La crise alimentaire de l’année dernière qui a touché les plus pauvres avait été le déclencheur. La presse nous dit ces jours-ci que des millions d’hectares de terres seront cédés à des multinationales pour la sécurité alimentaire.

La sécurité alimentaire de qui ? On sauve les banques, mais on ne sauve pas les petits producteurs agricoles qui sont la vraie sécurité alimentaire quotidienne de trois milliards d’individus ?

On nous dit que cette crise est hors de portée de notre action de citoyens, que nous la subissons tous de toute façon.

Dans le dernier conseil municipal de la ville où j’habite, la majorité municipale a fustigé les responsables mondiaux mais a aussi voté un budget très conséquent pour rénover la maison des associations sans qu’une nouvelle politique de solidarité soit évoquée.

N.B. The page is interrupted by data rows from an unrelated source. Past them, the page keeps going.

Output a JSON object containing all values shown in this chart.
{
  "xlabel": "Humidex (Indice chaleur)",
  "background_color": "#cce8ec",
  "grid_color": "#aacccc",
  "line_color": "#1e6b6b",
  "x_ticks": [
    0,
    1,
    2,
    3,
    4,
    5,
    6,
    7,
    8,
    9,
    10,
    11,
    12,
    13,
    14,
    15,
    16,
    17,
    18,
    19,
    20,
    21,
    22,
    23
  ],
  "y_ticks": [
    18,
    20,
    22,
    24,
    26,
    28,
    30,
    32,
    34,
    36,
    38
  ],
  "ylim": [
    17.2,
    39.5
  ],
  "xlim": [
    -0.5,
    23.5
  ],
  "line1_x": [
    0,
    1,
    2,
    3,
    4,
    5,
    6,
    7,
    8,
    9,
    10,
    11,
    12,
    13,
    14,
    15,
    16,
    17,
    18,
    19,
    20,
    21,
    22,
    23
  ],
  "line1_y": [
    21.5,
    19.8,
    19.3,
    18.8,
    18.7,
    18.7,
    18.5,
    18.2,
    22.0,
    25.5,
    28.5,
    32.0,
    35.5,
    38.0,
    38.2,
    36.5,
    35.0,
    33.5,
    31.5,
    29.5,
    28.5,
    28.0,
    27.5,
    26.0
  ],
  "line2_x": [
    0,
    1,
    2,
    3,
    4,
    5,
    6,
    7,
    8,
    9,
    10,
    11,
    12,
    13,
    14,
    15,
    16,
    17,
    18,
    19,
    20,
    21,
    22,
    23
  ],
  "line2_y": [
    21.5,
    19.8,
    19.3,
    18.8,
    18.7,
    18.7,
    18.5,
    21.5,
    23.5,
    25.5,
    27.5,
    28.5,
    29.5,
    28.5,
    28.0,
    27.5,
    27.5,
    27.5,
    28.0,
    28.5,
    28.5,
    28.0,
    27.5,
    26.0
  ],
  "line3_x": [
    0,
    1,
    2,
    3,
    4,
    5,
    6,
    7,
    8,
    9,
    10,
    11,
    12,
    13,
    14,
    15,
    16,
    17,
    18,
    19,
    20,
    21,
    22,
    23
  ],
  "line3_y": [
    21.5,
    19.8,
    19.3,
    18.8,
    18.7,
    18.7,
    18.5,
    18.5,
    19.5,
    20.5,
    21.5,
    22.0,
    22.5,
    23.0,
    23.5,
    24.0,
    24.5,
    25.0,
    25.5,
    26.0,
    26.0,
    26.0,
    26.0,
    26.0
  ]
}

C’est cela la réponse à la situation ? Pourquoi cet aveuglement ?

J’ai une réponse : c’est parce que les citoyens de la classe moyenne ne se sentent déjà plus menacés, même s’ils subiront un recul de « pouvoir d’achat » et cela les rassure presque un peu, dédouanés du même coup de faire plus.

Pour ceux parmi nous qui ne subissons pas un nouveau coup vital avec cette crise, avons-nous conscience que nous venons d’être sauvés de la pauvreté ? Avons-nous conscience de la dette que nous avons contractée envers ceux qui paient et subissent pour nous ? Nous entrons dans une nouvelle ère du refus. Au fait, Atd Quart Monde a lancé un appel à signer pour faire front au côté des plus pauvres.

Pour parler vrai sur la crise, allons le faire signer et inventons de nouvelles solidarités, de nouveaux gestes. Le monde n’est pas à sauver comme on nous le propose, il est à réinventer ensemble.